Música: Gregoire Lourne, Africa the Cradle of life
El bien de la paz
El bien de la paz es problemático, puesto que ignoramos el corazón de aquellos con quienes la quisiéramos tener, y si hoy podemos conocerlo, mañana nos serán desconocidas sus intimidades.
¿Quiénes suelen o, al menos, deberían ser más amigos entre sí que los que conviven en una misma casa? Y, sin embargo, ¿quién está allí seguro cuando con frecuencia se dan allí tamañas contrariedades debidas a ocultos manejos, contrariedades tanto más amargas cuanto más dulce había sido la paz que se creía verdadera, pero que se simulaba con refinada astucia?
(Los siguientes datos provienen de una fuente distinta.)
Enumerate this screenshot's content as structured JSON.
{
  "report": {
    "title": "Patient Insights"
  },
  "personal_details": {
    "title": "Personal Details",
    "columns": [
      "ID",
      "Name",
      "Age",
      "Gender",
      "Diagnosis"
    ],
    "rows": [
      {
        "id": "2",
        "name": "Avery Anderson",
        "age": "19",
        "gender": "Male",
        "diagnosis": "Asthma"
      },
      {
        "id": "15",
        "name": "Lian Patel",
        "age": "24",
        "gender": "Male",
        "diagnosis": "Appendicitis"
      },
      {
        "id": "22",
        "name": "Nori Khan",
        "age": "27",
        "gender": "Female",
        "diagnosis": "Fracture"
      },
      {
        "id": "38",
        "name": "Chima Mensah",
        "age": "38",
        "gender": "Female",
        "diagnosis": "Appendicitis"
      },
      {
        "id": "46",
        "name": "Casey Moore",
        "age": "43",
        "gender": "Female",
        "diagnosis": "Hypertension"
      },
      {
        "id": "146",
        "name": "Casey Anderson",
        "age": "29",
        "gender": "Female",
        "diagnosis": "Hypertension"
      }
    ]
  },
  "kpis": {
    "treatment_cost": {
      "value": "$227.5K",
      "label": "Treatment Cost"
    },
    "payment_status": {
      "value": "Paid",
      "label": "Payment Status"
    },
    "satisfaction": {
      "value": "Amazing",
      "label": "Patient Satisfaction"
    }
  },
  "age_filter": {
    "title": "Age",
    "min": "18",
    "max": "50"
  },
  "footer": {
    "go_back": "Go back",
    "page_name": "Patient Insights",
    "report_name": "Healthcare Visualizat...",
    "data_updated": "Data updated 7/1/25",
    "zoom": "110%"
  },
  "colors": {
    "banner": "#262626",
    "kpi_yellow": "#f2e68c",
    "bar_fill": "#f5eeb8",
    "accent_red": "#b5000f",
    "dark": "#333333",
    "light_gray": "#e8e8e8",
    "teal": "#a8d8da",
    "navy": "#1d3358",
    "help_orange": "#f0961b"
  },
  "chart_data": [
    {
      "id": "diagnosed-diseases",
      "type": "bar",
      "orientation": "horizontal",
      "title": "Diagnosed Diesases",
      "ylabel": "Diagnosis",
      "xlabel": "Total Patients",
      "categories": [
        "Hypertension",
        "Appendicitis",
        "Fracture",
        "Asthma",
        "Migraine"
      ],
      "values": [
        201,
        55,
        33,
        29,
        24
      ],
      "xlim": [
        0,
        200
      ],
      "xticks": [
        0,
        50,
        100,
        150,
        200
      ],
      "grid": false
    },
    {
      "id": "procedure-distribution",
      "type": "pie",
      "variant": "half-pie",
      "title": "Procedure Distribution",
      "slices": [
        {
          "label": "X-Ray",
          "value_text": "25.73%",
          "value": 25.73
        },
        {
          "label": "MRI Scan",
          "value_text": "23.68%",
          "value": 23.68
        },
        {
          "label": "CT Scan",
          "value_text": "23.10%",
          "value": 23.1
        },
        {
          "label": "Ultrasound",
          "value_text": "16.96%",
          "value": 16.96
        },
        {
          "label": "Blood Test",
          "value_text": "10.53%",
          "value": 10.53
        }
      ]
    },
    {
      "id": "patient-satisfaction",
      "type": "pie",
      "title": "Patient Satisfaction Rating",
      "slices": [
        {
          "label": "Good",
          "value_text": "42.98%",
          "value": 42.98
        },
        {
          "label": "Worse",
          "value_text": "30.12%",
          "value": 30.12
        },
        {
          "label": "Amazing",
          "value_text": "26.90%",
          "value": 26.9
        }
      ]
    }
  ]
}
Hasta el corazón del hombre penetra esta herida, haciéndole lanzar un gemido de dolor como el de Cicerón: «No hay insidias más ladinas que las que se cubren bajo la apariencia del deber o con el título de alguna obligación amistosa. El adversario que lo es a plena luz, con un poco de cuidado lo puedes esquivar. Pero esta plaga oculta, intestina, doméstica, no solamente está ahí, sino que te echa el lazo antes de que puedas descubrirla o investigarla». Ésta es la razón por la que aquella consigna, incluso divina, los enemigos del hombre son los de su casa, la oímos con gran dolor de nuestro corazón. Un hombre, aunque tuviere tal fortaleza que pudiera soportar con serenidad los ocultos manejos que contra él trama una simulada amistad, o aunque estuviera tan alerta que fuera capaz de esquivarlos con acertadas decisiones, es imposible, si él personalmente es bueno, que no sufra cruelmente por la maldad de estos hombres pérfidos cuando comprueba que eran unos perversos, tanto si lo han sido siempre y se han estado fingiendo honrados, como si se han hecho unos malvados después de haber sido buenos. Si el propio hogar, refugio universal en medio de todos estos males del humano linaje, no ofrece seguridad, ¿qué será la sociedad estatal, que cuanto más ensancha sus dominios, tanto más rebosan sus tribunales de pleitos civiles o criminales, y que aunque a veces cesen las insurrecciones y las guerras civiles, con sus turbulencias y -más frecuentemente aún- con su sangre, de cuyas eventualidades pueden verse libres de vez en cuando las ciudades, pero de su peligro jamás?